António Costa diz que é tempo de se pensar "nos problemas do país"

O candidato às eleições primárias do PS António Costa afirmou hoje que, embora compreendendo o pedido de demissão que Mário Soares exigiu de António Seguro, é tempo de o partido se concentrar "nos problemas do país".

O comentário surgiu no contexto da visita do candidato socialista às instalações da fábrica de lápis Viarco, em S. João da Madeira, onde foi questionado quanto às recentes declarações do ex-presidente da República, apelando a que Seguro se demitisse da liderança do PS.

"Mário Soares e muitos socialistas estão chocados pela forma como tem sido conduzida a campanha, mas os debates estão encerrados", declarou António Costa. "Revelaram, infelizmente, uma visão negra de uma certa política e é disso que as pessoas estão farta", realça.

O candidato defende, por isso, uma mudança de tema. "Temos que nos concentrar naquilo que é importante - os problemas do país e como os resolver", explica. "Queremos uma política concentrada nos problemas das pessoas e não na retórica e em ataques pessoais", acrescenta.

Como exemplo do que é preciso mudar, António Costa refere-se às políticas económicas, que deverão funcionar de forma a estimularem empresas como a própria Viarco. 

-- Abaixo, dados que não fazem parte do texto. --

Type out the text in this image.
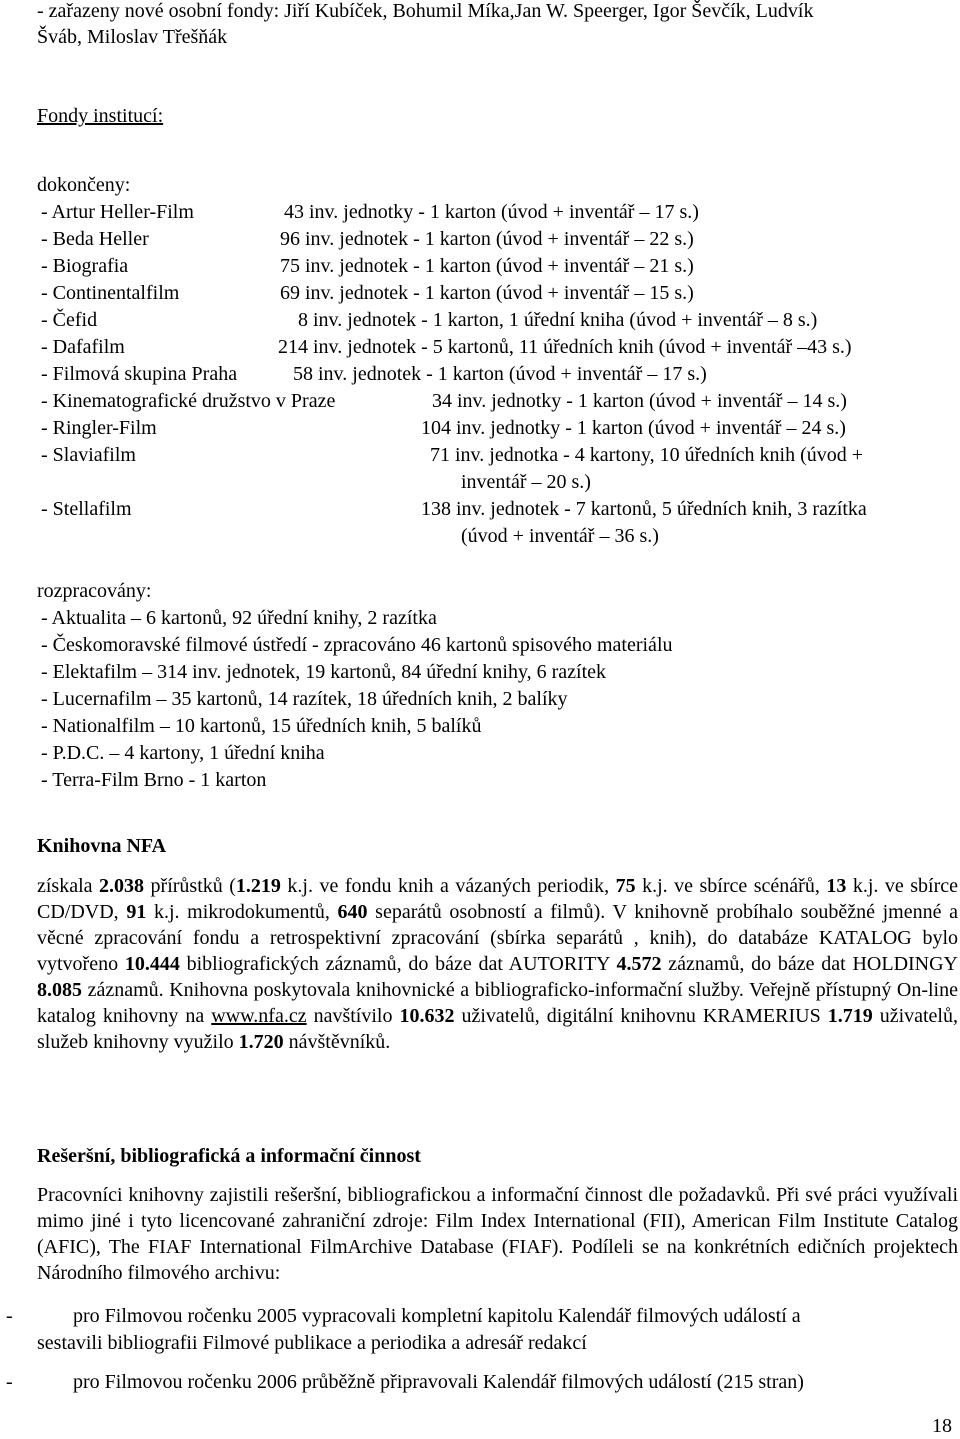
- zařazeny nové osobní fondy: Jiří Kubíček, Bohumil Míka,Jan W. Speerger, Igor Ševčík, Ludvík
Šváb, Miloslav Třešňák
Fondy institucí:
dokončeny:
- Artur Heller-Film	43 inv. jednotky - 1 karton (úvod + inventář – 17 s.)
- Beda Heller	96 inv. jednotek - 1 karton (úvod + inventář – 22 s.)
- Biografia	75 inv. jednotek - 1 karton (úvod + inventář – 21 s.)
- Continentalfilm	69 inv. jednotek - 1 karton (úvod + inventář – 15 s.)
- Čefid	8 inv. jednotek - 1 karton, 1 úřední kniha (úvod + inventář – 8 s.)
- Dafafilm	214 inv. jednotek - 5 kartonů, 11 úředních knih (úvod + inventář –43 s.)
- Filmová skupina Praha	58 inv. jednotek - 1 karton (úvod + inventář – 17 s.)
- Kinematografické družstvo v Praze	34 inv. jednotky - 1 karton (úvod + inventář – 14 s.)
- Ringler-Film	104 inv. jednotky - 1 karton (úvod + inventář – 24 s.)
- Slaviafilm	71 inv. jednotka - 4 kartony, 10 úředních knih (úvod +
inventář – 20 s.)
- Stellafilm	138 inv. jednotek - 7 kartonů, 5 úředních knih, 3 razítka
(úvod + inventář – 36 s.)
rozpracovány:
- Aktualita – 6 kartonů, 92 úřední knihy, 2 razítka
- Českomoravské filmové ústředí - zpracováno 46 kartonů spisového materiálu
- Elektafilm – 314 inv. jednotek, 19 kartonů, 84 úřední knihy, 6 razítek
- Lucernafilm – 35 kartonů, 14 razítek, 18 úředních knih, 2 balíky
- Nationalfilm – 10 kartonů, 15 úředních knih, 5 balíků
- P.D.C. – 4 kartony, 1 úřední kniha
- Terra-Film Brno - 1 karton
Knihovna NFA
získala 2.038 přírůstků (1.219 k.j. ve fondu knih a vázaných periodik, 75 k.j. ve sbírce scénářů, 13 k.j. ve sbírce CD/DVD, 91 k.j. mikrodokumentů, 640 separátů osobností a filmů). V knihovně probíhalo souběžné jmenné a věcné zpracování fondu a retrospektivní zpracování (sbírka separátů , knih), do databáze KATALOG bylo vytvořeno 10.444 bibliografických záznamů, do báze dat AUTORITY 4.572 záznamů, do báze dat HOLDINGY 8.085 záznamů. Knihovna poskytovala knihovnické a bibliograficko-informační služby. Veřejně přístupný On-line katalog knihovny na www.nfa.cz navštívilo 10.632 uživatelů, digitální knihovnu KRAMERIUS 1.719 uživatelů, služeb knihovny využilo 1.720 návštěvníků.
Rešeršní, bibliografická a informační činnost
Pracovníci knihovny zajistili rešeršní, bibliografickou a informační činnost dle požadavků. Při své práci využívali mimo jiné i tyto licencované zahraniční zdroje: Film Index International (FII), American Film Institute Catalog (AFIC), The FIAF International FilmArchive Database (FIAF). Podíleli se na konkrétních edičních projektech Národního filmového archivu:
-	pro Filmovou ročenku 2005 vypracovali kompletní kapitolu Kalendář filmových událostí a
sestavili bibliografii Filmové publikace a periodika a adresář redakcí
-	pro Filmovou ročenku 2006 průběžně připravovali Kalendář filmových událostí (215 stran)
18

"Esta fábrica é exemplo de um país que tem boas razões para confiar nas suas capacidades", argumenta. "Não é exactamente um modelo de sofisticação tecnológica, mas é caso onde a inovação transformou o antigo em algo moderno, que tem muito valor", garante.

António Costa acredita que o país terá sucesso se souber investir "no conhecimento e na inovação" e considera, por isso, que se impõe agora "encerrar este ciclo de austeridade e apostar num ciclo de criatividade que permita recuperar a trajectória de desenvolvimento do país".

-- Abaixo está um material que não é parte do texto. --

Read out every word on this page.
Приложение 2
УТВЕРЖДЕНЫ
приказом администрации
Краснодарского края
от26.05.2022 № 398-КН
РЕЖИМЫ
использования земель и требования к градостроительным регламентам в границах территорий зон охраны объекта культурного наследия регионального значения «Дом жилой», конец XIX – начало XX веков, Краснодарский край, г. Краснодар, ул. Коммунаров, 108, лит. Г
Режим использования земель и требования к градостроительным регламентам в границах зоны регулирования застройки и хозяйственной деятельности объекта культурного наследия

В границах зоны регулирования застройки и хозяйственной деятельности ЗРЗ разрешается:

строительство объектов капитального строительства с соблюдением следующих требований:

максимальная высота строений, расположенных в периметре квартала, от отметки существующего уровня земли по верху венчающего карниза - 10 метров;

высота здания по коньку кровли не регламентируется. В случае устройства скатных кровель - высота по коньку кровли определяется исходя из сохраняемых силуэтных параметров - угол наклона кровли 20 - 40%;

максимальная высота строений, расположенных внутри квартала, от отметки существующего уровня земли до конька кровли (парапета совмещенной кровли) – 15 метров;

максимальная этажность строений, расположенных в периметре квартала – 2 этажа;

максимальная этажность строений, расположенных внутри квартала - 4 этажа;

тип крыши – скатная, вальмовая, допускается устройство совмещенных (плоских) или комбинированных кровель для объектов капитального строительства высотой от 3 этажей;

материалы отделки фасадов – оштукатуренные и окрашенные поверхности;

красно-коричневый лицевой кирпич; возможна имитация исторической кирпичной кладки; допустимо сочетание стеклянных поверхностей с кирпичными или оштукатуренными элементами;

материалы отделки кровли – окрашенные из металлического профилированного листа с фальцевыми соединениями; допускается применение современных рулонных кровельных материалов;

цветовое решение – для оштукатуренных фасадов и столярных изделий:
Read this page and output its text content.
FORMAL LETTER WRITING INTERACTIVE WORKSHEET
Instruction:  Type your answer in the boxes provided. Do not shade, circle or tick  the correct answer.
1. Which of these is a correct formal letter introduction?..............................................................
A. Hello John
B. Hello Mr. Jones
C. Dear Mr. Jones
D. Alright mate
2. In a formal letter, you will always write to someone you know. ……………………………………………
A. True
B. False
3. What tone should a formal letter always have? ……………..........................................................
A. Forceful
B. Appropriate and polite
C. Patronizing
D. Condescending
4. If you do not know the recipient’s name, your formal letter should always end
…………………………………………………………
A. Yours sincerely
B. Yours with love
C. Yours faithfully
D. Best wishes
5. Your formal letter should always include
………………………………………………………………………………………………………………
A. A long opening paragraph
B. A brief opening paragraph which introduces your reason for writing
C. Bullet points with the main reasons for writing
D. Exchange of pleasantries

Para o conseguir, o candidato apela a uma participação massiva de militantes e simpatizantes nas eleições do próximo domingo. "Quantos mais participarem, mais expressiva será a sua voz e mais clara ela se fará ouvir", observa.

António Costa assegura também que, independentemente do resultado, "o PS não está dividido".

"Há [internamente] algumas bolsas de acrimónia, mas são facilmente ultrapassáveis no seu conjunto", tranquiliza.